The neighborhood where we live is very festive. Many of our neighbors have Christmas lights lining their houses, white and colored bulbs that twinkle in the night. Huge inflatable holiday characters reign over the lawns, and reindeer made of white lights stand sentry by front doors. There are red bows on porch posts and huge colored ornaments in the bare branches of the trees.
And then there is our house. In our dark yard is a diminutive flag with a silkscreened snowman on it, which is utterly invisible by night, even with the porch light on. Have I forgotten anything? Oh, yes, the Halloween pumpkins, which are still on our front walk two months later. “We’re the lame house on the block,” my husband observed one evening, as we pulled into our driveway.
I’d like to use my newborn as an excuse for our lack of overt holiday spirit, but the fact is that we’ve never decorated the outside of our house. That snowman flag is an improvement on previous years. This is not for lack of Christmas cheer but for lack of, well, time. Decorating the inside of the house is my first priority. The outside … just never really gets done.
I realize here that I could easily slide into feelings of inadequacy and petty jealousy. That is a real danger when your neighbors’ homes look like floats from the Disneyland Electrical Parade and your home looks like the dwelling of Ebenezer Scrooge.
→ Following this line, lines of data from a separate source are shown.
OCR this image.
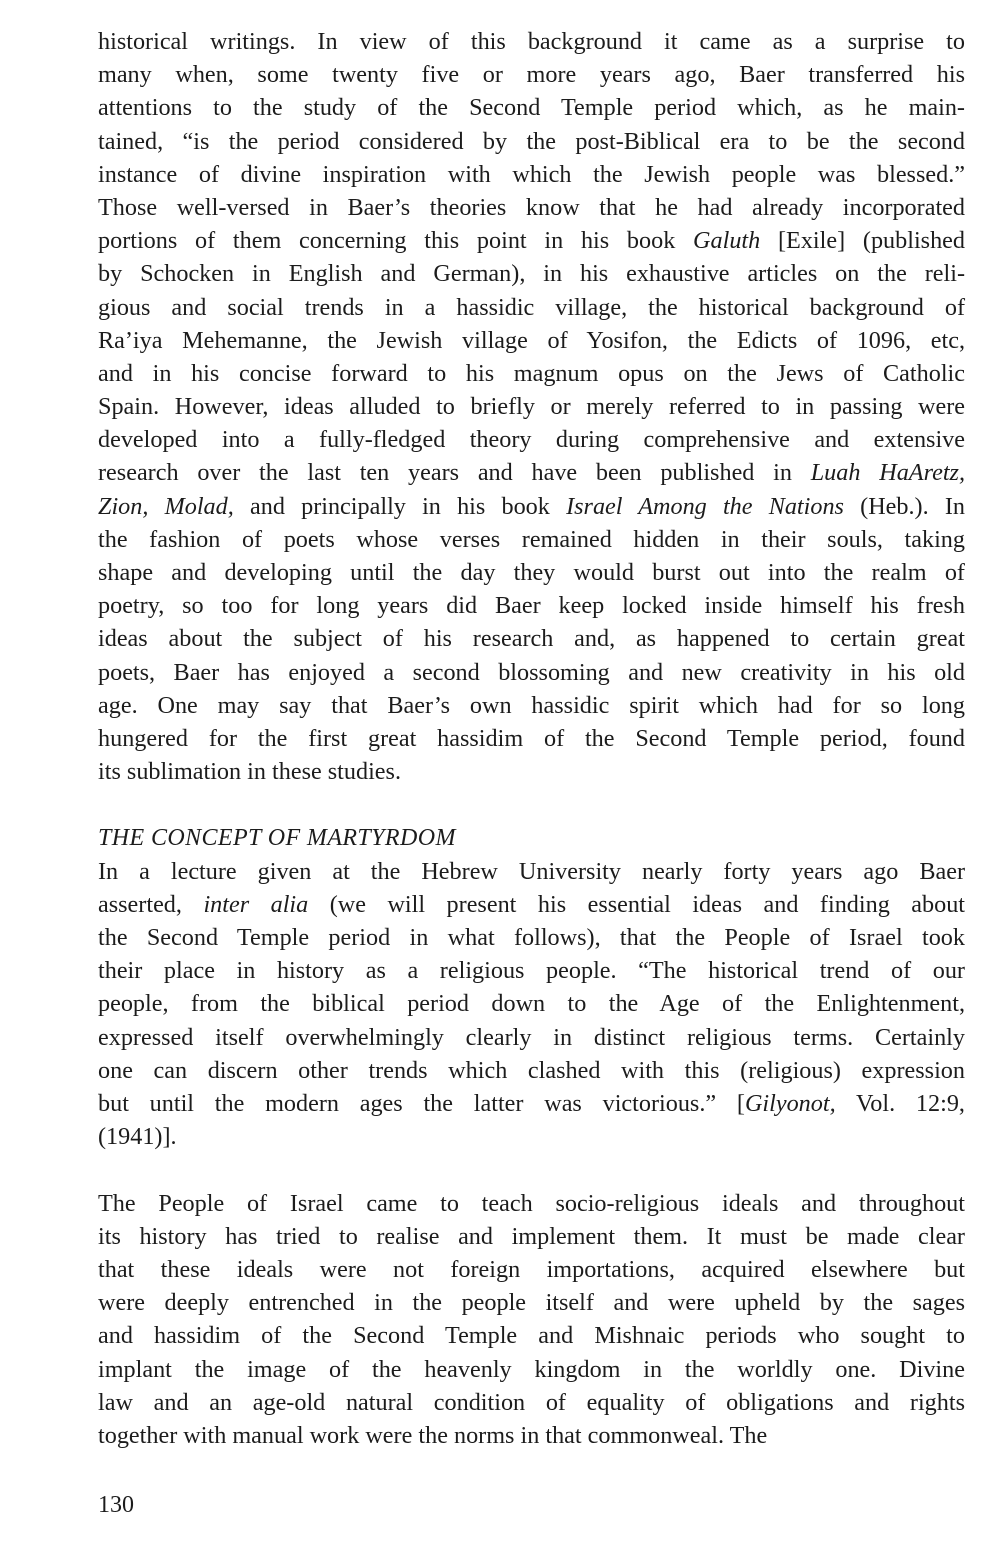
historical writings. In view of this background it came as a surprise to
many when, some twenty five or more years ago, Baer transferred his
attentions to the study of the Second Temple period which, as he main-
tained, “is the period considered by the post-Biblical era to be the second
instance of divine inspiration with which the Jewish people was blessed.”
Those well-versed in Baer’s theories know that he had already incorporated
portions of them concerning this point in his book Galuth [Exile] (published
by Schocken in English and German), in his exhaustive articles on the reli-
gious and social trends in a hassidic village, the historical background of
Ra’iya Mehemanne, the Jewish village of Yosifon, the Edicts of 1096, etc,
and in his concise forward to his magnum opus on the Jews of Catholic
Spain. However, ideas alluded to briefly or merely referred to in passing were
developed into a fully-fledged theory during comprehensive and extensive
research over the last ten years and have been published in Luah HaAretz,
Zion, Molad, and principally in his book Israel Among the Nations (Heb.). In
the fashion of poets whose verses remained hidden in their souls, taking
shape and developing until the day they would burst out into the realm of
poetry, so too for long years did Baer keep locked inside himself his fresh
ideas about the subject of his research and, as happened to certain great
poets, Baer has enjoyed a second blossoming and new creativity in his old
age. One may say that Baer’s own hassidic spirit which had for so long
hungered for the first great hassidim of the Second Temple period, found
its sublimation in these studies.
THE CONCEPT OF MARTYRDOM
In a lecture given at the Hebrew University nearly forty years ago Baer
asserted, inter alia (we will present his essential ideas and finding about
the Second Temple period in what follows), that the People of Israel took
their place in history as a religious people. “The historical trend of our
people, from the biblical period down to the Age of the Enlightenment,
expressed itself overwhelmingly clearly in distinct religious terms. Certainly
one can discern other trends which clashed with this (religious) expression
but until the modern ages the latter was victorious.” [Gilyonot, Vol. 12:9,
(1941)].
The People of Israel came to teach socio-religious ideals and throughout
its history has tried to realise and implement them. It must be made clear
that these ideals were not foreign importations, acquired elsewhere but
were deeply entrenched in the people itself and were upheld by the sages
and hassidim of the Second Temple and Mishnaic periods who sought to
implant the image of the heavenly kingdom in the worldly one. Divine
law and an age-old natural condition of equality of obligations and rights
together with manual work were the norms in that commonweal. The
130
But actually, it occurred to me the other day that that’s entirely the wrong response. The fact is, my neighbors are giving me a gift. After all, when you decorate the outside of your house, you rarely see it yourself. It is really meant for others. If their visible Christmas cheer becomes obscured by my own insecurities, well, that’s a huge loss.
So I’m enjoying the lights and the reindeer and the bows and the inflatable Santa that descends into his inflatable chimney. Maybe one year, with a little more advance planning, my husband and I will return the gift and string up some lights. We even have the perfect lawn ornaments: a wooden Santa in a sleigh and eight wooden reindeer, which my dad and HIS dad painted in the 1950s and which are still in pristine condition. For years, they have been keeping a low profile up in the rafters of our garage. One of these Christmases, we’ll rescue them from obscurity and reintroduce them to the world. I look forward to that time.
And for today, I have one major goal on my To-Do list: Chuck the pumpkins.